My fellow citizens, I am speaking to you from a luxury hotel far, far, away from the riots
So Greece has finally bowed to the inevitable. After its latest credit downgrade yesterday, and with its government bond yields soaring towards double digits, it's called in the IMF.
But what the Greek government still hasn't spelled out is just how its going to balance the books. Sure, it's taking the €45 billion loan, but what precisely is going to be axed? With riots already underway, axing is going to prove more than a tad tricky.
Of course, we don't need to worry because we're not Greece.
Good heavens, no.
By no means.
For one thing... umm... er... Ah, yes, we're so much bigger than they are. That's it. So whereas they owe £260bn, we will soon owe £1.4 trillion.

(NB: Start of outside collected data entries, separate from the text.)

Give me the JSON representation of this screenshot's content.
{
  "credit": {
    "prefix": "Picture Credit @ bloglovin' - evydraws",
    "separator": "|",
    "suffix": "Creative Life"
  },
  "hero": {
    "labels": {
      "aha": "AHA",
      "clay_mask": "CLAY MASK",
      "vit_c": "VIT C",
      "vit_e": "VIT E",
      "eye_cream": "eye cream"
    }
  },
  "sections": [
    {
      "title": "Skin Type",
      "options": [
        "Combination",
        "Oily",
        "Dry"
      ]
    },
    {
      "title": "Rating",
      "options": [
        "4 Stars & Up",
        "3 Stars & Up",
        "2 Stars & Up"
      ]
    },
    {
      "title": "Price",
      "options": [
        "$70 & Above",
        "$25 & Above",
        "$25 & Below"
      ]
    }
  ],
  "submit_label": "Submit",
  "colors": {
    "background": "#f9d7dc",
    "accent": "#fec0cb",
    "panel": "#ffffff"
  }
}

No, no... that's not quite right... umm... our economy's so much bigger. Yes, that's it. We're in much better shape because we have a bigger economy.

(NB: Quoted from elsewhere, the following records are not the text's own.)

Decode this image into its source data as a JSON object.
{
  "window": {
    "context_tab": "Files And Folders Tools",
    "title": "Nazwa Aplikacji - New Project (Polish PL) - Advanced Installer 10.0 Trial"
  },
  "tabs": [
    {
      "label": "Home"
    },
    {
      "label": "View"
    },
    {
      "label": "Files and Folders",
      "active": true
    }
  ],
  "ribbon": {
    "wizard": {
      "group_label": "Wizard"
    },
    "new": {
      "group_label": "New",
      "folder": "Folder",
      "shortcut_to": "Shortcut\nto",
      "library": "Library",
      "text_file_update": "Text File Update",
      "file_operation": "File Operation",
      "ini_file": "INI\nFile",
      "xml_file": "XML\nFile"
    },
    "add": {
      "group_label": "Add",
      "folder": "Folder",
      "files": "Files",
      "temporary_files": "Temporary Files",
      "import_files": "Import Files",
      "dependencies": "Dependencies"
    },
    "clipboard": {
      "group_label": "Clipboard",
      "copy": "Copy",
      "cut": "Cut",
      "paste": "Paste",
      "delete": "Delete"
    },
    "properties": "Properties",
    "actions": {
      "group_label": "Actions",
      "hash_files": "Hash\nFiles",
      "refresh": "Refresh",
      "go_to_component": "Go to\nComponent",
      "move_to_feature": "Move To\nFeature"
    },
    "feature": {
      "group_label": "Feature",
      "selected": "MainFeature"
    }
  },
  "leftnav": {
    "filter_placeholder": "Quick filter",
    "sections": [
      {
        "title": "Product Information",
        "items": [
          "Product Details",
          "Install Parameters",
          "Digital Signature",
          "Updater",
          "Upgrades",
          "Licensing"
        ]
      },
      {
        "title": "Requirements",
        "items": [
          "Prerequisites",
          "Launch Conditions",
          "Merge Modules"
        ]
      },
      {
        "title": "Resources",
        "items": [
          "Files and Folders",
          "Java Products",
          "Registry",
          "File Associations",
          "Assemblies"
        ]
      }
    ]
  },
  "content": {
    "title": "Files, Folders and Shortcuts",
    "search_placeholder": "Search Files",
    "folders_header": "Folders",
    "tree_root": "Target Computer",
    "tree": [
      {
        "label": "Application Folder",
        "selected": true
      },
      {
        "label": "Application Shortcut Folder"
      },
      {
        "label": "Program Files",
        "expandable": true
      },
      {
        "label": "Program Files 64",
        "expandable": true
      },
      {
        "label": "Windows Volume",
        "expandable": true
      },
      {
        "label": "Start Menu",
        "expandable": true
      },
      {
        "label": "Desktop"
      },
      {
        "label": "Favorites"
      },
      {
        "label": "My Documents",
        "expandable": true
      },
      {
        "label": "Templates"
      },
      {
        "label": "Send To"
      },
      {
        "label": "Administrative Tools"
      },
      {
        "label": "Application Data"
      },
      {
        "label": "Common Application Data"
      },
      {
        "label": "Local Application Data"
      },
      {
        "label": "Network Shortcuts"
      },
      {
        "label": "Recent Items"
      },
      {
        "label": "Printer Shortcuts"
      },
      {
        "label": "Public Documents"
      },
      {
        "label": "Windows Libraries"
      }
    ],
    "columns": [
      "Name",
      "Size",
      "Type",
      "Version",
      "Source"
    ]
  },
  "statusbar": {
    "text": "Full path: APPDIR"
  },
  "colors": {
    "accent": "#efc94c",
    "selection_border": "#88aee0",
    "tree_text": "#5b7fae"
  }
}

Althooough... even taking account of our bigger economy, we do have a worse structural deficit than them:
And come to that, their government debt in relation to GDP is not so much lower than ours. According to the OECD, by 2011 theirs will be around 100% of GDP, compared to 70% for us.

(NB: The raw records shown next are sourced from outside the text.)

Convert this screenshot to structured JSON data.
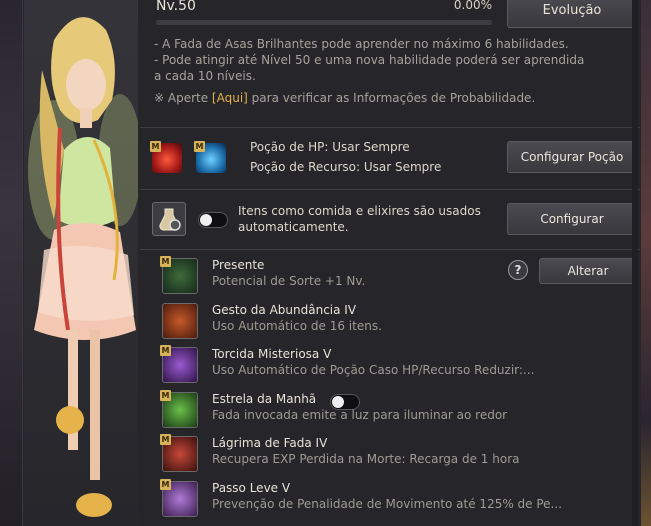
{
  "level": {
    "text": "Nv.50",
    "percent": "0.00%",
    "progress": 0
  },
  "buttons": {
    "evolution": "Evolução",
    "configure_potion": "Configurar Poção",
    "configure": "Configurar",
    "change": "Alterar"
  },
  "notes": {
    "line1": "- A Fada de Asas Brilhantes pode aprender no máximo 6 habilidades.",
    "line2": "- Pode atingir até Nível 50 e uma nova habilidade poderá ser aprendida a cada 10 níveis.",
    "info_prefix": "※ Aperte ",
    "info_link": "[Aqui]",
    "info_suffix": " para verificar as Informações de Probabilidade."
  },
  "potions": {
    "hp": "Poção de HP: Usar Sempre",
    "resource": "Poção de Recurso: Usar Sempre"
  },
  "auto_items": {
    "label": "Itens como comida e elixires são usados automaticamente.",
    "enabled": false
  },
  "badge": "M",
  "help": "?",
  "skills": [
    {
      "name": "Presente",
      "desc": "Potencial de Sorte +1 Nv."
    },
    {
      "name": "Gesto da Abundância IV",
      "desc": "Uso Automático de 16 itens."
    },
    {
      "name": "Torcida Misteriosa V",
      "desc": "Uso Automático de Poção Caso HP/Recurso Reduzir:..."
    },
    {
      "name": "Estrela da Manhã",
      "desc": "Fada invocada emite a luz para iluminar ao redor",
      "toggle": false
    },
    {
      "name": "Lágrima de Fada IV",
      "desc": "Recupera EXP Perdida na Morte: Recarga de 1 hora"
    },
    {
      "name": "Passo Leve V",
      "desc": "Prevenção de Penalidade de Movimento até 125% de Pe..."
    }
  ],
  "colors": {
    "accent_link": "#e2b04a",
    "badge": "#d7b45a",
    "panel": "#25252a"
  }
}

In truth, the only thing that's stopped us getting into the Greek soup already is that we're not in the Euro. Lashed to the Germans, we wouldn't have been able to take the easy way of 25% currency depreciation, and we wouldn't have the safety valve of another slide if the markets decree.
Unfortunately, while currency depreciation may stave off the bailiffs for a while, it does so only by making each and every one of us poorer through the inflation tax on our imported goods.
Not to mention the spiralling cost of our Greek holidays.
PS From now until the election, blogging is likely to be sporadic. Like all good men,Tyler is going to the aid of the party. The Clegg effect seems to be opening all kinds of nightmarish possibilities in the leafy glades of Surrey, and the Major and I are hitting the pavements.